Singapore spends under 4 percent of GDP on health care, making it by far the lowest in the developed world. What's even more interesting is the average Singaporean-and this is a country with roughly the same income per person as the United States-is estimated to have enough in his health savings account after 20 years of the system to pay for 11 hospitalizations.
reason: Any good news on the horizon?
Goldhill: I think there is. I actually think we see it with our own employees here. We now have a significant percentage of our work force that really thinks about the price, the cost to them, of actually buying health care.
And we're starting to see new business models. We're starting to see new technologies take advantage of the fact that we have price-conscious consumers. This is an enormous benefit. It may end up being the biggest accidental result of the Affordable Care Act. To get subsidies on the exchanges, for companies to possibly offer insurance for less than the Cadillac tax [on high-end health plans], we're going to see more and more cost sharing.
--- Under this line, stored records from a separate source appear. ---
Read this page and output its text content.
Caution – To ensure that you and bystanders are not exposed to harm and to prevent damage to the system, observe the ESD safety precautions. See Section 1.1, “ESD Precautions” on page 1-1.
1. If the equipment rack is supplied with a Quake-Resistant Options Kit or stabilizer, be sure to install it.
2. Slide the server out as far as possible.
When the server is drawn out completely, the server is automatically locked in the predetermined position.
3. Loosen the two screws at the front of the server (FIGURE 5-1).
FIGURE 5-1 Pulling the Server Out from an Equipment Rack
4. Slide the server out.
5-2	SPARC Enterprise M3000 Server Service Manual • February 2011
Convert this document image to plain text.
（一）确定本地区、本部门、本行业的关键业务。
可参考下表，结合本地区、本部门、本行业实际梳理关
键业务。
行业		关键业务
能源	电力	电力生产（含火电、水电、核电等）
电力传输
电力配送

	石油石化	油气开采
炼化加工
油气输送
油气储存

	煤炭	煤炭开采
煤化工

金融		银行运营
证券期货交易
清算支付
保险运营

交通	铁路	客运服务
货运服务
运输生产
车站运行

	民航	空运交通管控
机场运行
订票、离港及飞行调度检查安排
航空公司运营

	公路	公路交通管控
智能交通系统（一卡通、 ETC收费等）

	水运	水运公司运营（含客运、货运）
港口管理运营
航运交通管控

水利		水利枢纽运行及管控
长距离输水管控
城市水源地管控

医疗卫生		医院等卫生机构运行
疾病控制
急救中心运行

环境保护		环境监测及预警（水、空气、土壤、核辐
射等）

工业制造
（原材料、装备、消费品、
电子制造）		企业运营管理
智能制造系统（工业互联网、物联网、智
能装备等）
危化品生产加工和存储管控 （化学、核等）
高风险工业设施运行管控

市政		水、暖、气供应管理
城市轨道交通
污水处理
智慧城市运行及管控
On the island of health care, people are focused on, "Oh my God, does that mean somebody might not get health care they need?" In the real economy, what we know is going to happen is that, as you get a scale of cost- and value-motivated consumers, you then have a reason for providers and for business models to seek them out. There are tons of technologies in health care that would save cost.
You want to look at simple health care? Go to a clinic that serves the undocumented, or go to a concierge practice that serves the rich. The undocumented and the rich benefit from two things. They're both the only customer. There's no one behind them. They both opted out, either voluntarily or involuntarily, of the insurance system. And what do we see there? Simple, straightforward, price-conscious care.
We're going to see that in more of our economy. People say all the time, "Where are the Bill Gateses? Where are the Steve Jobses? Where are the FedExes? Where are the Walmarts?" Well, there's never been enough scale and customers to build those business models that emphasize value, true innovation, service, and accountability. I think we're going to get to a point where enough people pay the first $2,000 or $2,500 or even $10,000 out of pocket that the Steve Jobs of health care comes along. He's soon going to have a big enough market to actually build a better product and offer better service, and that's going to be great for health care.
We're already seeing hospitals advertise for safety. We're seeing cancer care centers advertise on service, convenience, comfort. In health care, these are all seen as waste. State-of-the-art health care can be a commodity. That would be a great thing. Differentiated on service and accountability and value? We could get there. We'd get there in opposition to public policy, but it wouldn't be the first time that has happened.